Egypt turmoil may hit Indian oil companies as Brent tops $100/bn

Fears of political turmoil spreading from Egypt to the world's top oil producers in the Middle East hoisted Brent crude oil to over $100 a barrel, casting a shadow on the finances of India's top oil firms as the inflation-weary government is reluctant to raise fuel prices. 

State-run refining and marketing firms like Indian Oil Corphave not been allowed to raise prices of diesel, cooking gas and kerosene for seven months, even though crude oil has risen by a quarter. The new oil minister, Jaipal Reddy, recently ruled out deregulation of diesel, saying such a move is a political minefield. 

The oil ministry has estimated that state firms are losing Rs 1.90 a litre on petrol, Rs 9.20 a litre on diesel, Rs 21.60 a litre on kerosene and about Rs 400 per cylinder on cooking gas. Indian Oil chairman SV Narasimhan said the situation was disturbing. "It is definitely a concern. We hope it is temporary. I hope prices come down. It has gone up too fast in too short," he told the ET. 

The situation is worrying for India, which imports about three-quarters of the oil it consumes. Some technical analysts say that Brent crude oil can touch $110 per barrel in four weeks and soar to $125 later in the year. 

While the government tries to cushion the impact of soaring crude prices by freezing diesel rates and askingONGC and the oil marketing firms to share part of the subsidy burden, economists have cautioned that subsidy payments can upset India's fiscal calculations. 

The head of state-run Bharat Petroleum Corp, shared IOC's concerns. "It is a difficult situation. Refineries are doing well but what we are getting from refinery is lost on marketing front (as state-set diesel prices are low)," said BPCL chairman & managing director RK Singh: 

State oil firms had deferred their quarterly earnings announcement before the finance ministry sanctioned subsidy reimbursement of Rs 8,000 crore.
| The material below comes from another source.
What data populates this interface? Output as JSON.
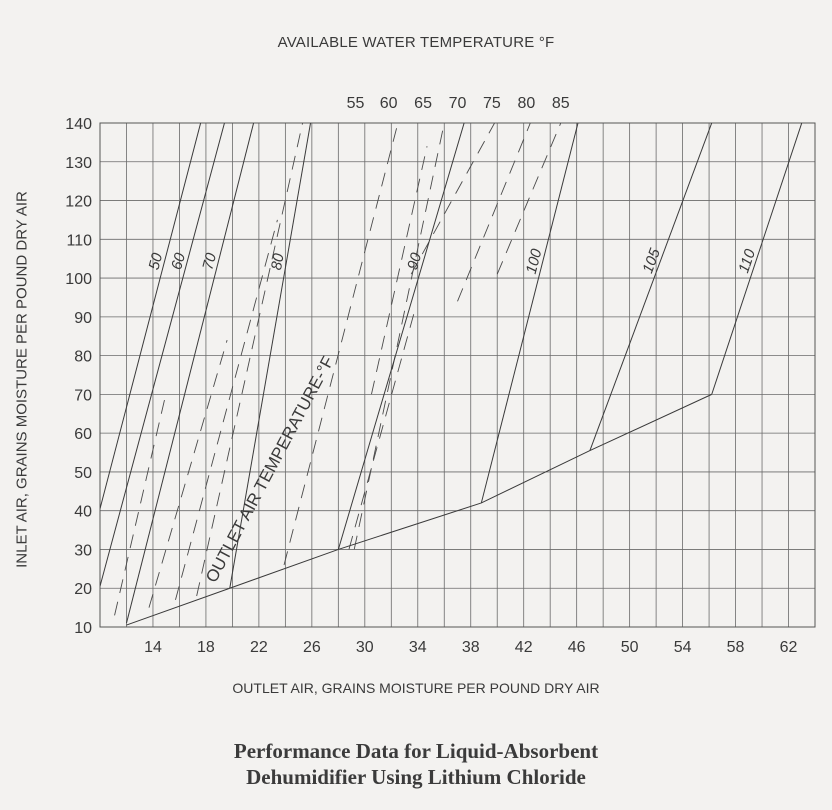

Oil minister Jaipal Reddy had asked for Rs 10,000 crore. 

Oil industry officials say that the ad hoc and opaque subsidy payment made it difficult for companies to plan investments, while analysts say it is virtually impossible to forecast share performance in the absence of clear guidelines for subsidy. 

"We need to make some reasonable profits to be able to invest in necessary infrastructure that maintains supply of fuel in the country. Either we should be allowed to raise fuel price, if not, then government should provide adequate compensation," Mr Singh said. 

A director at Hindustan Petroleum Corp , who did not want to be identified, said that even in the case of petrol, which has been freed from government control, state firms were not charging market rates, keeping in mind the sensitivity of the issue.